What's Happening?
In the first quarter of 2026, fundraising for private credit vehicles targeting high-net-worth individuals fell by 45% compared to the same period in 2025. This decline is attributed to a shift in capital allocation away from private credit, as reported
by RA Stanger, a specialist investment bank. The report highlights growing concerns about the impact of artificial intelligence on software and technology-focused borrowers, which have traditionally been financed by private credit and private equity managers. Despite the slowdown in private credit inflows, there has been an increased interest in real estate and infrastructure strategies, with fundraising in these areas rising by 26% and 14% respectively.
Why It's Important?
The significant drop in private credit fundraising indicates a broader shift in investment strategies among wealthy individuals. This trend could have implications for the private credit market, which has expanded rapidly in recent years.

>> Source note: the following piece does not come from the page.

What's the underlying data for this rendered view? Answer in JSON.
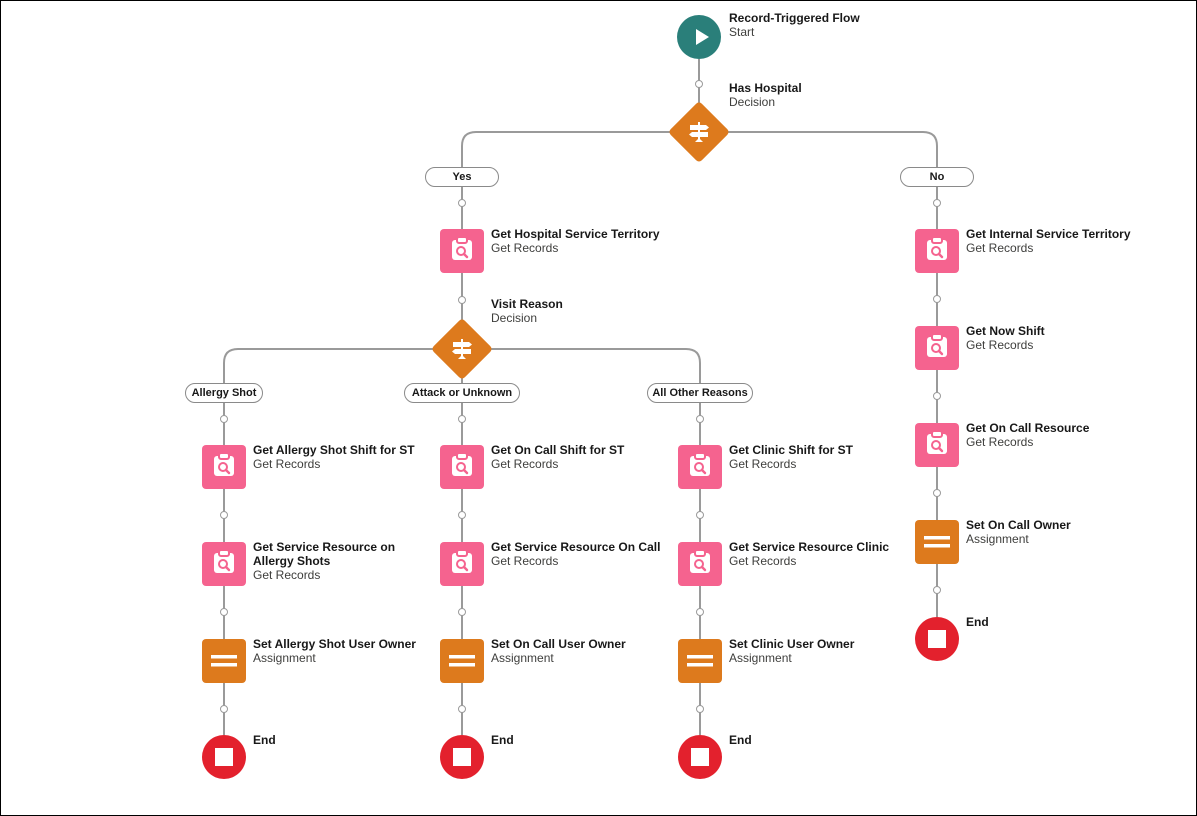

The move away from private credit may reflect concerns about the sustainability of returns in this sector, especially given the potential disruptions from technological advancements like artificial intelligence. The increased interest in real estate and infrastructure suggests a preference for tangible assets that may offer more stability and predictable returns. This shift could influence the strategies of asset managers and impact the availability of credit for technology-focused companies.
What's Next?
As the trend away from private credit becomes more established, asset managers may need to adjust their strategies to align with investor preferences for tangible assets. This could involve developing new products or enhancing existing offerings in real estate and infrastructure. Additionally, policymakers in the U.S. are exploring ways to integrate illiquid assets into retirement savings frameworks, which could further influence investment patterns. The ongoing scrutiny of lending practices and valuation transparency in the private credit sector may also lead to regulatory changes aimed at protecting investors.